Well, yes, sputter the traditionalists, but God doesn’t accept people into his care only to leave them just as they are, but to make them better versions of themselves. So if same-sex attraction isn’t right, God’s love for people who feel it doesn’t mean God endorses it. And so we’re back to problem number 1, with little to show for all our disputation.
- Because it’s easy to feel terrible about all this. There is so much pain, and shame, and frustration, and fury surrounding these matters. And where there is this much grief and rage, demonization of the other side easily results. Instead of familial concern for each other, there is denunciation and distance. Instead of respect for each other’s views, there is insult and inflammation. Instead of conversation, there is posturing and politics. Pain doesn’t normally express itself in measured cadences, and there is plenty of pain on every hand.
Indeed, it’s hard for an observer to confidently interpret the vote going as strongly as it did toward SSM without quite passing the tipping point, since the Anglican Church has already suffered numerical losses over this issue. Over the last decade or so, many Anglicans have left buildings and congregations and the denomination itself over what they see to be a betrayal of faithful Biblical tradition in favour of a culturally captive progressivism…even as others have left over what they view to be a failure to fully accept Christians of diverse sexualities and gender identities. So are Canadian Anglicans in fact generally moving toward, or still importantly resisting, SSM?
- Because the voting patterns are complex. Tempting as it would be to see the traditionalists as cisgender straight ignoramuses, how do we interpret two interesting facts about the vote—that it was the house of bishops that prevented the change, and that many of the traditionalist voters were native Canadians?
Most laypeople and clergy understandably experience the Anglican Church as their local congregation. But bishops must take a larger view, a national and even international view.
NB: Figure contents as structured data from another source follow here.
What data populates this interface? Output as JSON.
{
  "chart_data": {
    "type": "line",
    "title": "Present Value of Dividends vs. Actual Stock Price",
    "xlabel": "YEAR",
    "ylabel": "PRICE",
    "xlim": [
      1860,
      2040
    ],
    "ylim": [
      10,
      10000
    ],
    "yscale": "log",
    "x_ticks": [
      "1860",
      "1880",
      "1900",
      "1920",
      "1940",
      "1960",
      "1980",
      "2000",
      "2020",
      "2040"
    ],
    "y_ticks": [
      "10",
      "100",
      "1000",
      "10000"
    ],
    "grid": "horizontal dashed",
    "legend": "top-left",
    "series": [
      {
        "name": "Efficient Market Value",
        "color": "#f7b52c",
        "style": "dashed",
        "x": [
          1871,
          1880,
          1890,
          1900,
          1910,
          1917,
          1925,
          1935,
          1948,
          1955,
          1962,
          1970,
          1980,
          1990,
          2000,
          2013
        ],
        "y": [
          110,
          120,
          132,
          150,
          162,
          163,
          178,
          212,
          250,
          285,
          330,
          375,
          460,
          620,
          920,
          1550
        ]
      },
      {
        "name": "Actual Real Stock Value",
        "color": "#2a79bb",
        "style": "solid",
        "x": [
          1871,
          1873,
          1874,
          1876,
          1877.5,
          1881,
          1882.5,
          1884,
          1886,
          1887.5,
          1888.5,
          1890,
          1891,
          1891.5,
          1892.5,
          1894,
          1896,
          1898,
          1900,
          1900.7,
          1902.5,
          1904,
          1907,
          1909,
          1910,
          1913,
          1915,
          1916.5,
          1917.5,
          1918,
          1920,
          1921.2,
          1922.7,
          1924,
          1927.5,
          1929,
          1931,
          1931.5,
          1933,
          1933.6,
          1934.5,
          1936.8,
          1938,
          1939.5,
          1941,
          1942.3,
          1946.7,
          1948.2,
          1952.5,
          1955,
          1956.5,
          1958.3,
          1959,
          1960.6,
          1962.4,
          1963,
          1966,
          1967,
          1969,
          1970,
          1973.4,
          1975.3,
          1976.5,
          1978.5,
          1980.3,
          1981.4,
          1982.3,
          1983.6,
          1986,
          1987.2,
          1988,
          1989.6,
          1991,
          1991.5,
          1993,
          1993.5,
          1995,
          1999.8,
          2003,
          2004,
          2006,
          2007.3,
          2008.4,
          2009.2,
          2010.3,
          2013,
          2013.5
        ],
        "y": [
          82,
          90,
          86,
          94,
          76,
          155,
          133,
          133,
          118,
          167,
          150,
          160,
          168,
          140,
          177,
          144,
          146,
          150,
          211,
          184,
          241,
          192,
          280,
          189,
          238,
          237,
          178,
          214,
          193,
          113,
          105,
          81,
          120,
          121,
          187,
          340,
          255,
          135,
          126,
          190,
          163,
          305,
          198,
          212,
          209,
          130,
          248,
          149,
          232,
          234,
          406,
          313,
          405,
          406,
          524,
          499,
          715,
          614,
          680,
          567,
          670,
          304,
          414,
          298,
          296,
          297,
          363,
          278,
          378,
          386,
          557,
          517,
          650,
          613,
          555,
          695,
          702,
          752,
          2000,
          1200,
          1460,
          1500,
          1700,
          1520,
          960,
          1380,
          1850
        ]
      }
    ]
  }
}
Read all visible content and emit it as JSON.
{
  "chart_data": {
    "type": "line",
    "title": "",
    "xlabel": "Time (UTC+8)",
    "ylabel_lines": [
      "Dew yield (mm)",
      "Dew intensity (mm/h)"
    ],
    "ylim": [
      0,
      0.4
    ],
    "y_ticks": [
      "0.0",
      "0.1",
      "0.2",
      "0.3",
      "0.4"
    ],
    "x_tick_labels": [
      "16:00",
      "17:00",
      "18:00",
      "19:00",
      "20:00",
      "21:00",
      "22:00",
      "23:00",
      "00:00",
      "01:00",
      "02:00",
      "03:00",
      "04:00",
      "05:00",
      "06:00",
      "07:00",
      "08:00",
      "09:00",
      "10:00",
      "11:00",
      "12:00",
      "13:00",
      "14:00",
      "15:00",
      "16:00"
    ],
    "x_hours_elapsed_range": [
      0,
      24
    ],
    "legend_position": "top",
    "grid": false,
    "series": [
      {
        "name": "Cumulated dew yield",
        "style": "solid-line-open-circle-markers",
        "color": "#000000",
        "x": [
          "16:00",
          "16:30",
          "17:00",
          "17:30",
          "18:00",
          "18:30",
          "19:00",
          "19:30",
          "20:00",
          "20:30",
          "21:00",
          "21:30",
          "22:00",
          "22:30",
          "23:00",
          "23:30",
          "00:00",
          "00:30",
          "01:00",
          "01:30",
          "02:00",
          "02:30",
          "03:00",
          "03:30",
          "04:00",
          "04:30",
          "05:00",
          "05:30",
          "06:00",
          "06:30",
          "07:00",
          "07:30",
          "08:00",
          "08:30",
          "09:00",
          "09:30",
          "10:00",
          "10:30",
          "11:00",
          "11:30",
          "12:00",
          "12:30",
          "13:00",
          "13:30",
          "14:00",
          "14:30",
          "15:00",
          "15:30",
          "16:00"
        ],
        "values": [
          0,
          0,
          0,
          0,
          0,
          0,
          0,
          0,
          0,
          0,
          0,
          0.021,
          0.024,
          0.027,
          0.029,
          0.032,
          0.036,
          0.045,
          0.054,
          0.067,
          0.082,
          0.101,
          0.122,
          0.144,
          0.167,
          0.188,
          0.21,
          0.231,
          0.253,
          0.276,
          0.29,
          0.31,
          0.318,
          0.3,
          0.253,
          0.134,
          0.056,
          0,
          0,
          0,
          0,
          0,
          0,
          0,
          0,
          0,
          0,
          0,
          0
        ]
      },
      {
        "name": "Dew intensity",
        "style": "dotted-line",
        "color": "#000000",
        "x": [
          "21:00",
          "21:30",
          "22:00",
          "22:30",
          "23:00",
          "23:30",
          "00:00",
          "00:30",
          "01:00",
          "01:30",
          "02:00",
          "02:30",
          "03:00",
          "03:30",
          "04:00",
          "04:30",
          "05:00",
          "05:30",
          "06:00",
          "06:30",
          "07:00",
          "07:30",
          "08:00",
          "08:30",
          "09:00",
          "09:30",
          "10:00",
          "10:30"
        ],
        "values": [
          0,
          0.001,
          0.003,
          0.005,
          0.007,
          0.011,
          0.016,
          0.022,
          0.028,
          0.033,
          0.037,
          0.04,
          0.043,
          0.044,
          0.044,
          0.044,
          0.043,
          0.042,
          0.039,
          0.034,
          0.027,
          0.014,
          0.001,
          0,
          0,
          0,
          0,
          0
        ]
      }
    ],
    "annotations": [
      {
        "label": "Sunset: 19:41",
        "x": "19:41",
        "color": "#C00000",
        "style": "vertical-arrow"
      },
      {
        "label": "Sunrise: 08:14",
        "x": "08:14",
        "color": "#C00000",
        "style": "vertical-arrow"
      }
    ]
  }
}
The bishops are personally connected with the global Anglican communion in a way that few priests and laypeople are, and that communion is generally against SSM. Those who rise to the rank of bishop normally are committed to Anglicanism worldwide, so many are reluctant to step out of pace with their peers.
Indeed, the two interesting facts are connected, because the global consensus among non-white Anglicans is mirrored among aboriginal believers in Canada: orthodox theology and traditional ethics. Progressives are thus in a bind: happy to celebrate their aboriginal brothers and sisters, even to extol native spirituality as intrinsically superior to “settler” religion, while hotly disagreeing with many of them on this issue.
So is the Canadian Anglican dispute over SSM to be properly understood as similar to the long struggle to free the church from endorsing slavery? Or is it better seen as a campaign to keep the church from collapsing into cultural conformity?
Alas, there isn’t middle ground visible between these crushing alternatives, and so the crushing of hearts in the Anglican Church of Canada goes on.